UPDATE, July 30, 2016: The cost of Uganda single-entry visa has been reduced back to 50 USD, so the double price was a short experiment ending in a foreseeable failure. For Malawi, the current visa fees appear to be 75 USD for a 3-month-visa, or 50 USD for transit visa valid for seven days.
Just as Kenya stops issuing visa on arrival, two other African countries punish tourists by significantly increasing visa fees. Reports say that the cost of Ugandan single entry visa has been doubled from 50 to 100 USD, while the Malawi visa is or will be increased to 75 USD, while previously visa-exempt nationalities have to pay for a visa.

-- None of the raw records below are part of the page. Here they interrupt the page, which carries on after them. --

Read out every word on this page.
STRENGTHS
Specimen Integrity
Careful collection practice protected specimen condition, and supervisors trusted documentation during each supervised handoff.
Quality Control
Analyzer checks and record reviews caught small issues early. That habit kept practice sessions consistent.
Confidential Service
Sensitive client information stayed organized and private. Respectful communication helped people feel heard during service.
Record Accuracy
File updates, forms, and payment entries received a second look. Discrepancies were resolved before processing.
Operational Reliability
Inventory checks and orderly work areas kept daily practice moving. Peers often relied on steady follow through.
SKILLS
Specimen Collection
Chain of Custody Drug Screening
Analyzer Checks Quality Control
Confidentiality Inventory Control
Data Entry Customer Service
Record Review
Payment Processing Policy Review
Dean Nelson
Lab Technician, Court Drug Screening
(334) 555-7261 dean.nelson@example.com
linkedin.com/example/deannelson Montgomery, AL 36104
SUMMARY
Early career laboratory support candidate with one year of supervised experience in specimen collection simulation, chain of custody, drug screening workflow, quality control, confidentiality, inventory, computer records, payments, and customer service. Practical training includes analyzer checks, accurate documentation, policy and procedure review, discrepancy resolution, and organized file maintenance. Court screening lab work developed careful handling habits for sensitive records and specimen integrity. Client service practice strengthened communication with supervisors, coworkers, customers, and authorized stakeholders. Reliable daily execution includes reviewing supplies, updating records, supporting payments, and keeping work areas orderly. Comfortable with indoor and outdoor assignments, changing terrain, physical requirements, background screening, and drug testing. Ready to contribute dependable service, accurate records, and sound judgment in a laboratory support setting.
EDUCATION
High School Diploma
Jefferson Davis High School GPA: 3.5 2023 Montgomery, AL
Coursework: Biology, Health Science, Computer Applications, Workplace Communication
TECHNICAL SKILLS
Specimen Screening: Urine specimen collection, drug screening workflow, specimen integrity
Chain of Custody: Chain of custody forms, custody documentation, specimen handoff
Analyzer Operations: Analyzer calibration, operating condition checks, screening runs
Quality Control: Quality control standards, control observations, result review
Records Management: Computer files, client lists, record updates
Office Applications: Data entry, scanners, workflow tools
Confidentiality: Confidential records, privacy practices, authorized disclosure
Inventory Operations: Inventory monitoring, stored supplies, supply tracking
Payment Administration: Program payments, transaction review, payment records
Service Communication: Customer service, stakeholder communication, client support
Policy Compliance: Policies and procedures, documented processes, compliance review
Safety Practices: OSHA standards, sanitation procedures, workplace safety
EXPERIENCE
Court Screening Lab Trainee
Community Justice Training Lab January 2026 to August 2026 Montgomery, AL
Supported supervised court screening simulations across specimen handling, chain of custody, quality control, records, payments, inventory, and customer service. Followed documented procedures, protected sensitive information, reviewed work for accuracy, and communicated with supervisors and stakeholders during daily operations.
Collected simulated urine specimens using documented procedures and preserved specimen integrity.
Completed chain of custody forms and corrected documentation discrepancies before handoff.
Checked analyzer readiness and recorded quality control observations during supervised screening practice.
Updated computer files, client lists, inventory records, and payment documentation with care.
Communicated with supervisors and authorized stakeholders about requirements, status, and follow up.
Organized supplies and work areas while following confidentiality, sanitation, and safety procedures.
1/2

Western tourists are used to visit most countries of interest without having to pay for a visa, but just few of those countries are in Africa. Recent fee hikes further highlight the divide. Majority of potential tourists shun Africa due to numerous image problems the continent has, and new visa rules will not improve situation.
The cost of the Ugandan visa has now been hiked above reasonable, but the most worrying thing is the manner how the visa fee was doubled, it all happened unannounced and overnight. They just started charging tourist who were not prepared to pay the higher fee. Even Ugandan embassy web sites still mostly cite 50 USD as the visa cost, so the information provided here is based on reports by tourists. Now travel agencies and airlines will have to inform travellers about the new fee, who will be gutted even before their trip has started! Not good for a country that attracts tourists mostly through experiences of other visitors.
There is now little point in obtaining Ugandan single entry visa, since multiple-entry and East African Tourist Visa also cost 100 USD (unless there are other unannounced changes). Anyone visiting also Kenya and/or Rwanda should now get the East African visa, and those who did not intend to can now use the opportunity to visit these countries without extra visa cost. Uganda would have benefited from new Kenyan new visa rules, which will turn tourists to other countries, but the 100% visa fee hike will have the same effect with Uganda. It is Tanzania who are set win these tourists now.
New Malawi visa fees are set to have been effective since July 1, 2015, but again details are scarce and mixed, without reliable official communication. According to some sources the implementation has been postponed. Anyway the new fee for single-entry visa is said to be 75 USD, with some previously exempt nationals such as the British now having to pay the fee. Malawi has gained some popularity as a low-cost destination, so visitors will be sensitive to these hikes. Moreover many (most?) tourist to Malawi are on a multi-country trip, for whom visa fees already make visible portion of their travel budget, something they want to cut down. Overland travellers have so far been able to easily enter Malawi, but not so after the new fees have been implemented, thus travellers may now leave the country off their itinerary. Flying to Malawi becomes cheaper as Fastjet has just commenced flying from Dar Es Salaam to Lilongwe, which is great news for budget travellers, but new visa fees spoil the joy.
Governments raise visa fees to generate more money, but this is very short-sighted. Tourists’ contribution to local economy comes mostly from what they spend in the country, not what’s collected through visa fees. As high visa fees mean fewer tourists, their overall contribution will be less. This also takes into account the fact that visitors have limited travel budgets, so more money spent on visas means less is left to be spent while in the country. One popular argument justifying high visa fees for tourists is that western countries tend to charge even more from African visitors. Surely that isn’t fair. But again one has to play with economic realities. The economies of many African countries depend heavily on western tourists, and too high visa fees would effectively kill the industry. Western countries, on the other hand, are unwilling to let in visitors from developing countries, fearing these people would use the opportunity to stay, never to return home.
Tourist from most Western countries can visit much of the Americas, Europe and South Eastern Asia without paying for a visa. Fortunately there are still a number of countries in Africa letting many tourists in visa-free, namely Botswana, Namibia, South Africa, Lesotho, Swaziland, Gambia, Mauritius, Seychelles, Tunisia and Morocco.
When choosing a destination, a tourist will have plenty of choice, the field is highly competitive. Having to get a visa will definitely not attract visitors. A 50 USD visa may not be huge cost to most visitors, yet it is a psychological barrier telling “you are not welcome here”. Something that matters when deciding which destination to travel.